June prepared the documents and submitted them to the university in mid-November 2015. Days before Thanksgiving, at 11 am on a Tuesday, Vanderbilt University Police entered the PI’s office and seized his computer. Once again, the PI suspected June. This time, however, he apologized and asked her to meet in person. 

In his office, he confessed that he had been investigated for misconduct before, having plagiarized text in three NSF grant proposals. June outlined the evidence that she submitted to the University for the inquiry. His apologies struck a chord with her; she began to worry about his family.

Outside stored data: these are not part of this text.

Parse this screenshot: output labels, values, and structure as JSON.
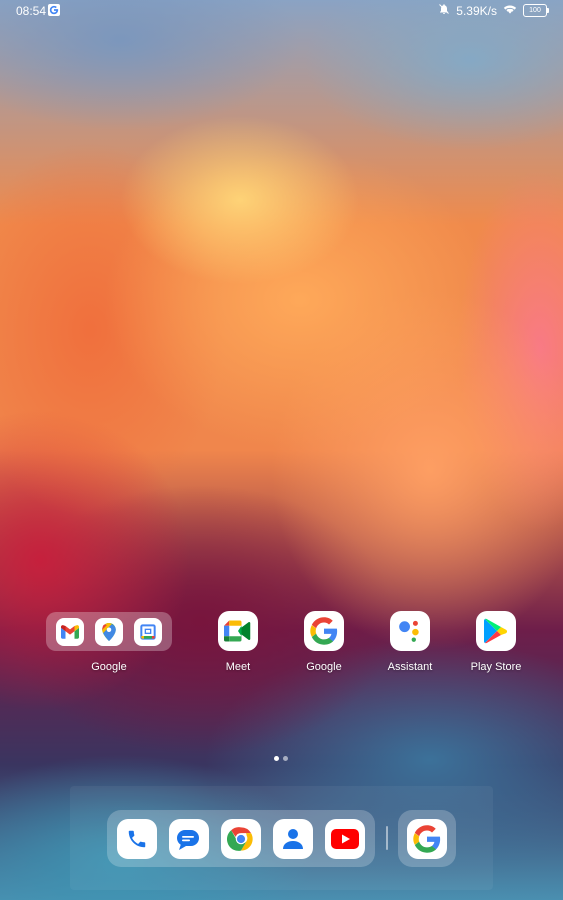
{
  "status_bar": {
    "time": "08:54",
    "network_speed": "5.39K/s",
    "battery": "100",
    "icons": [
      "google-notification-icon",
      "mute-icon",
      "wifi-icon",
      "battery-icon"
    ]
  },
  "home": {
    "folder": {
      "label": "Google",
      "apps": [
        "gmail-icon",
        "maps-icon",
        "calendar-icon"
      ]
    },
    "apps": [
      {
        "label": "Meet",
        "icon": "meet-icon"
      },
      {
        "label": "Google",
        "icon": "google-icon"
      },
      {
        "label": "Assistant",
        "icon": "assistant-icon"
      },
      {
        "label": "Play Store",
        "icon": "play-store-icon"
      }
    ],
    "page_indicator": {
      "pages": 2,
      "active": 1
    }
  },
  "dock": {
    "apps": [
      "phone-icon",
      "messages-icon",
      "chrome-icon",
      "contacts-icon",
      "youtube-icon"
    ],
    "recent": "google-icon"
  },
  "colors": {
    "google_blue": "#4285F4",
    "google_red": "#EA4335",
    "google_yellow": "#FBBC05",
    "google_green": "#34A853",
    "youtube_red": "#FF0000"
  }
}
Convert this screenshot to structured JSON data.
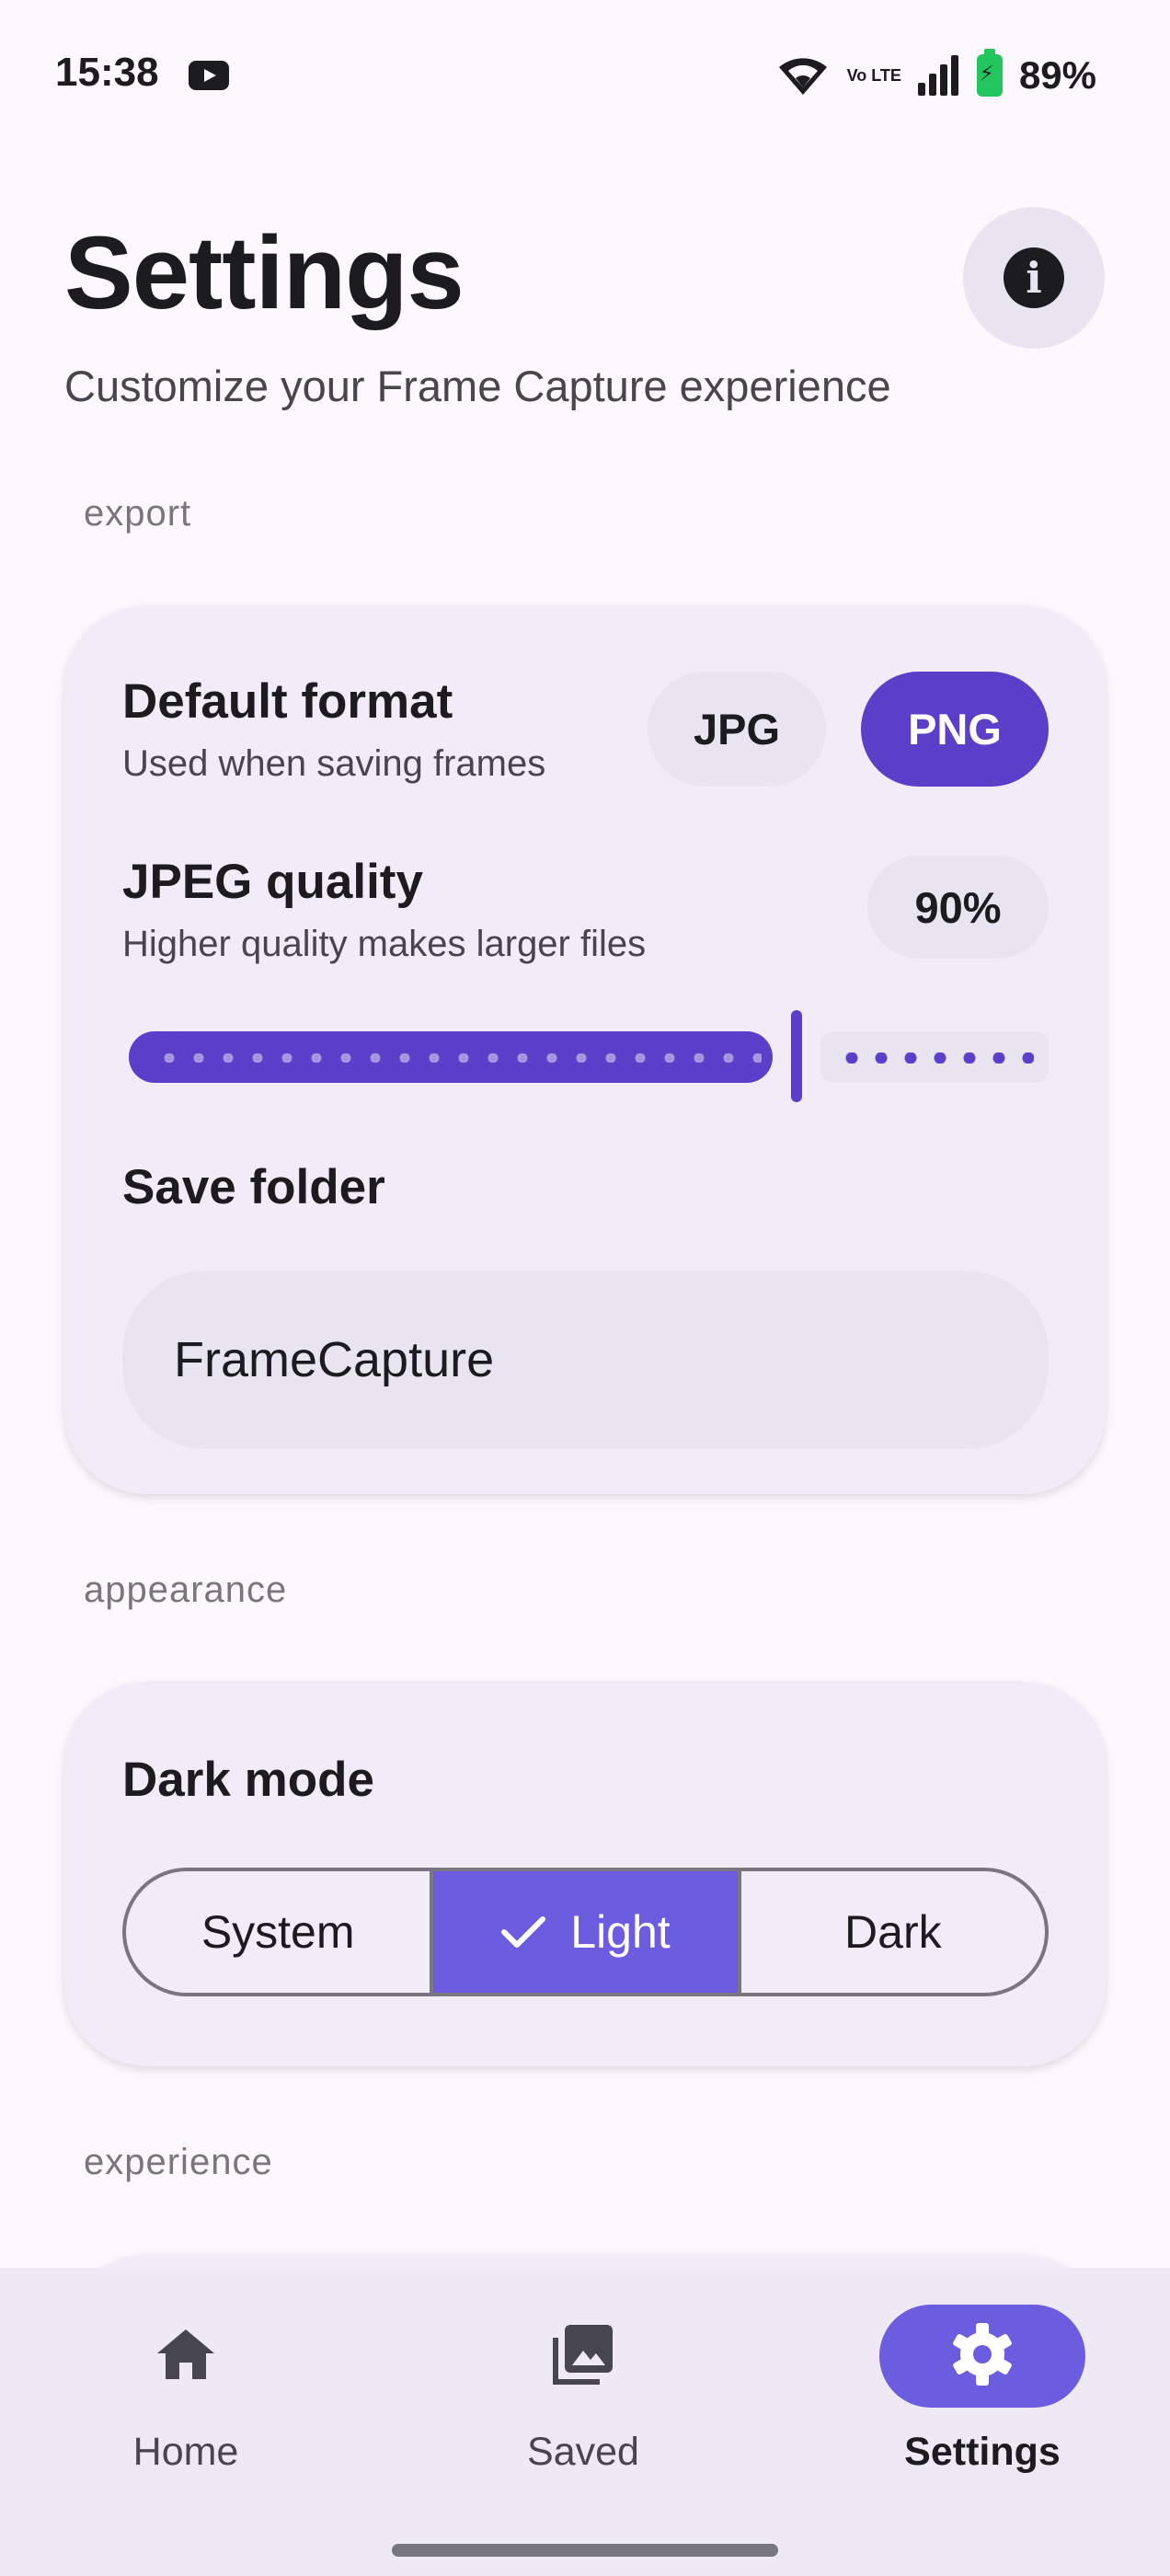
{
  "status_bar": {
    "time": "15:38",
    "network": "Vo LTE",
    "battery": "89%",
    "icons": [
      "youtube-icon",
      "wifi-icon",
      "volte-icon",
      "signal-icon",
      "battery-charging-icon"
    ]
  },
  "header": {
    "title": "Settings",
    "subtitle": "Customize your Frame Capture experience",
    "info_icon": "info-icon"
  },
  "export": {
    "section_label": "export",
    "default_format": {
      "title": "Default format",
      "subtitle": "Used when saving frames",
      "options": [
        "JPG",
        "PNG"
      ],
      "selected": "PNG"
    },
    "jpeg_quality": {
      "title": "JPEG quality",
      "subtitle": "Higher quality makes larger files",
      "value_label": "90%",
      "value": 0.9
    },
    "save_folder": {
      "title": "Save folder",
      "value": "FrameCapture"
    }
  },
  "appearance": {
    "section_label": "appearance",
    "dark_mode": {
      "title": "Dark mode",
      "options": [
        "System",
        "Light",
        "Dark"
      ],
      "selected": "Light"
    }
  },
  "experience": {
    "section_label": "experience"
  },
  "bottom_nav": {
    "items": [
      {
        "label": "Home",
        "icon": "home-icon"
      },
      {
        "label": "Saved",
        "icon": "gallery-icon"
      },
      {
        "label": "Settings",
        "icon": "gear-icon"
      }
    ],
    "active": "Settings"
  },
  "colors": {
    "background": "#fcf8fd",
    "card": "#f2ecf8",
    "accent": "#5b3fc9",
    "accent_light": "#6c5ce0",
    "chip": "#e8e5f0",
    "text": "#1c1b20",
    "muted": "#47464f"
  }
}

After everything was in the open and June was preparing to leave, he begged for her help. 

“Can you please help me get out of the situation without regard to your ethical standards, and I will help you graduate in whatever way you like,” he told her. She only realized what he was trying to do after she left his office. It was a bribe. She severed all communication with the PI in early December 2016. 

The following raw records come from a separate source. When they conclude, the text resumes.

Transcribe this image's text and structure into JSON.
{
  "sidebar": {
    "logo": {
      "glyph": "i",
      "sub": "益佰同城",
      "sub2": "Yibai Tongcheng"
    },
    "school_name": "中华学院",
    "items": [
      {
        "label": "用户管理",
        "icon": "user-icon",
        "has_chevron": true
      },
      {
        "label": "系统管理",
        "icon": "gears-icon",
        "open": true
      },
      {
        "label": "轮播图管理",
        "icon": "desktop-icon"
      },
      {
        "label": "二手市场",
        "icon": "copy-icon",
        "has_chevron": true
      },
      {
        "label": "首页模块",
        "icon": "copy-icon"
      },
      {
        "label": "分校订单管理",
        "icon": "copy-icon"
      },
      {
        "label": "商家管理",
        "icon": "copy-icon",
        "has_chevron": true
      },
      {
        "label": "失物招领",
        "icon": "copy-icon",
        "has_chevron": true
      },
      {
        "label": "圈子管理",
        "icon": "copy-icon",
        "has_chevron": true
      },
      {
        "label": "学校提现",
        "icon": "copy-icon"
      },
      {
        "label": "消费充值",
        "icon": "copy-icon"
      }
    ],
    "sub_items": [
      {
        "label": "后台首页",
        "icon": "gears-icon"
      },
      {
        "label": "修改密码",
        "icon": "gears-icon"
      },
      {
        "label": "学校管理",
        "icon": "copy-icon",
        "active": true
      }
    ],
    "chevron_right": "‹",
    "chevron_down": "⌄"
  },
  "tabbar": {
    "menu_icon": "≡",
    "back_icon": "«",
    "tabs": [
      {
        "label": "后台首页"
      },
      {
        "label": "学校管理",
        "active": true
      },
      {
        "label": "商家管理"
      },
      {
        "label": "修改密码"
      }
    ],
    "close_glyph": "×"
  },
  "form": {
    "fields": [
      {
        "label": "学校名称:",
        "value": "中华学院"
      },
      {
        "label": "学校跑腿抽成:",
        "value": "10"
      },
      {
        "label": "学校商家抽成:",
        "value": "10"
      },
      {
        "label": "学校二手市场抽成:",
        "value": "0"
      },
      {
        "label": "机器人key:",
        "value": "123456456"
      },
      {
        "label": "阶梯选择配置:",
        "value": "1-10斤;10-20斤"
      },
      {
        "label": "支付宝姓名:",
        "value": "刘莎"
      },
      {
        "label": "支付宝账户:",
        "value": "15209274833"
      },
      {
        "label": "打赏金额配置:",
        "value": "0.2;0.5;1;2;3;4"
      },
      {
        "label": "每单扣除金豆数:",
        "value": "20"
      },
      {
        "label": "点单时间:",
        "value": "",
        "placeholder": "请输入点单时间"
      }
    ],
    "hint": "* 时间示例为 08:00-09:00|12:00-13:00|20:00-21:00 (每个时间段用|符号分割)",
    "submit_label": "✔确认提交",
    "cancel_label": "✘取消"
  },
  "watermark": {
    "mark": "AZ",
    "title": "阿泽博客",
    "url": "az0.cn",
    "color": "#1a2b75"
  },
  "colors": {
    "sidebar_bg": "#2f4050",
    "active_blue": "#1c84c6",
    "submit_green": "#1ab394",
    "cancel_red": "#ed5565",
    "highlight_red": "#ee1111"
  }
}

June kept meticulous notes throughout the process. To prepare for questions the inquiry committee might ask, she was reviewing her coworkers’ lab notebooks one evening when she came across one last transgression. One of her claims suggested that the PI fabricated a mouse surgery, and she noticed that someone had written over a similar experiment to make the record look like the surgery had taken place. The writing was in different color ink and was strikingly similar to her PI’s. June forwarded this finding to the inquiry committee and waited to hear back. 

Over a year later, the National Science Foundation’s Semiannual Report to Congress contained an anonymized summary of a research misconduct case. The summary was titled “Assistant Professor who previously committed research misconduct falsified data.” It outlined falsified data in two figures submitted in grant proposals to the agency and mentioned the falsification of data records in a lab notebook, clearly referring to June’s PI. A link to a past misconduct case, which occurred at a “Tennessee university”, was included. The summary recommended that the “NSF make a finding of research misconduct and debar the PI for five years.” It also recommended that the NSF certify the integrity of his proposals for ten years. The summary says that the PI resigned from Vanderbilt, but the university website suggests he kept an academic position there. He now holds a professorship in South Korea. 

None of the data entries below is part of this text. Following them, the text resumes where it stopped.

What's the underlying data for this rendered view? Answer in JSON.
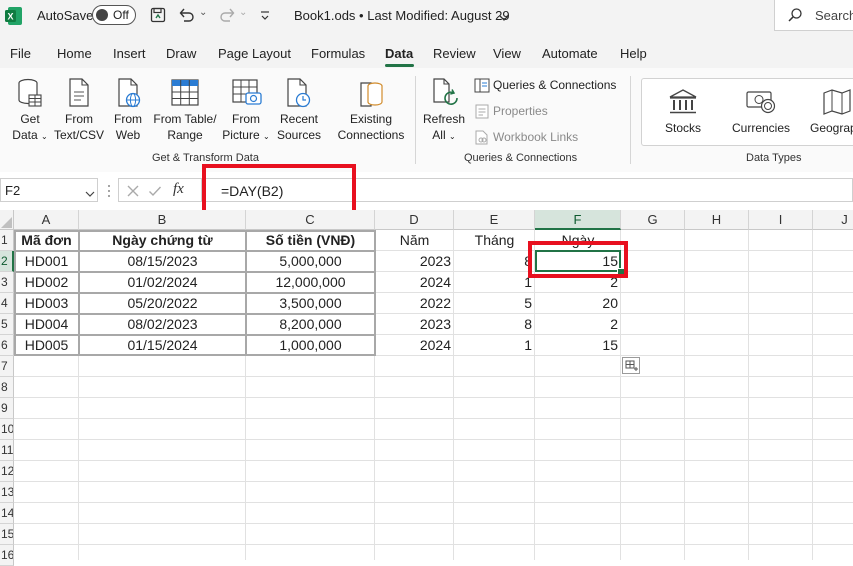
{
  "titlebar": {
    "autosave_label": "AutoSave",
    "autosave_state": "Off",
    "document_title": "Book1.ods • Last Modified: August 29",
    "search_placeholder": "Search"
  },
  "menu": {
    "items": [
      "File",
      "Home",
      "Insert",
      "Draw",
      "Page Layout",
      "Formulas",
      "Data",
      "Review",
      "View",
      "Automate",
      "Help"
    ],
    "active": "Data"
  },
  "ribbon": {
    "get_transform": {
      "get_data": [
        "Get",
        "Data"
      ],
      "from_text": [
        "From",
        "Text/CSV"
      ],
      "from_web": [
        "From",
        "Web"
      ],
      "from_table": [
        "From Table/",
        "Range"
      ],
      "from_picture": [
        "From",
        "Picture"
      ],
      "recent_sources": [
        "Recent",
        "Sources"
      ],
      "existing_connections": [
        "Existing",
        "Connections"
      ],
      "group_label": "Get & Transform Data"
    },
    "queries": {
      "refresh_all": [
        "Refresh",
        "All"
      ],
      "queries_connections": "Queries & Connections",
      "properties": "Properties",
      "workbook_links": "Workbook Links",
      "group_label": "Queries & Connections"
    },
    "data_types": {
      "stocks": "Stocks",
      "currencies": "Currencies",
      "geography": "Geography",
      "group_label": "Data Types"
    }
  },
  "formula_bar": {
    "name_box": "F2",
    "fx": "fx",
    "formula": "=DAY(B2)"
  },
  "grid": {
    "columns": [
      "A",
      "B",
      "C",
      "D",
      "E",
      "F",
      "G",
      "H",
      "I",
      "J"
    ],
    "rows": [
      "1",
      "2",
      "3",
      "4",
      "5",
      "6",
      "7",
      "8",
      "9",
      "10",
      "11",
      "12",
      "13",
      "14",
      "15",
      "16"
    ],
    "headers": [
      "Mã đơn",
      "Ngày chứng từ",
      "Số tiền (VNĐ)",
      "Năm",
      "Tháng",
      "Ngày"
    ],
    "data": [
      [
        "HD001",
        "08/15/2023",
        "5,000,000",
        "2023",
        "8",
        "15"
      ],
      [
        "HD002",
        "01/02/2024",
        "12,000,000",
        "2024",
        "1",
        "2"
      ],
      [
        "HD003",
        "05/20/2022",
        "3,500,000",
        "2022",
        "5",
        "20"
      ],
      [
        "HD004",
        "08/02/2023",
        "8,200,000",
        "2023",
        "8",
        "2"
      ],
      [
        "HD005",
        "01/15/2024",
        "1,000,000",
        "2024",
        "1",
        "15"
      ]
    ],
    "active_cell": "F2"
  },
  "colors": {
    "excel_green": "#217346",
    "highlight_red": "#e8101f"
  }
}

As for June, she defended her Ph.D. (the university banned the PI from attending her defense) and graduated. She moved to Boston and now works at a biotechnology company. Although she is still skeptical of men who are more senior than her in the company, her distance from Nashville has helped her move on. When considering others who might be in her position, she hesitates: “I don’t know what the ethically realistic thing to do is,” June said. “You either have to choose to be realistic and keep your mouth shut and have your career not tainted or choose to be stupid and idealistic and file it officially.”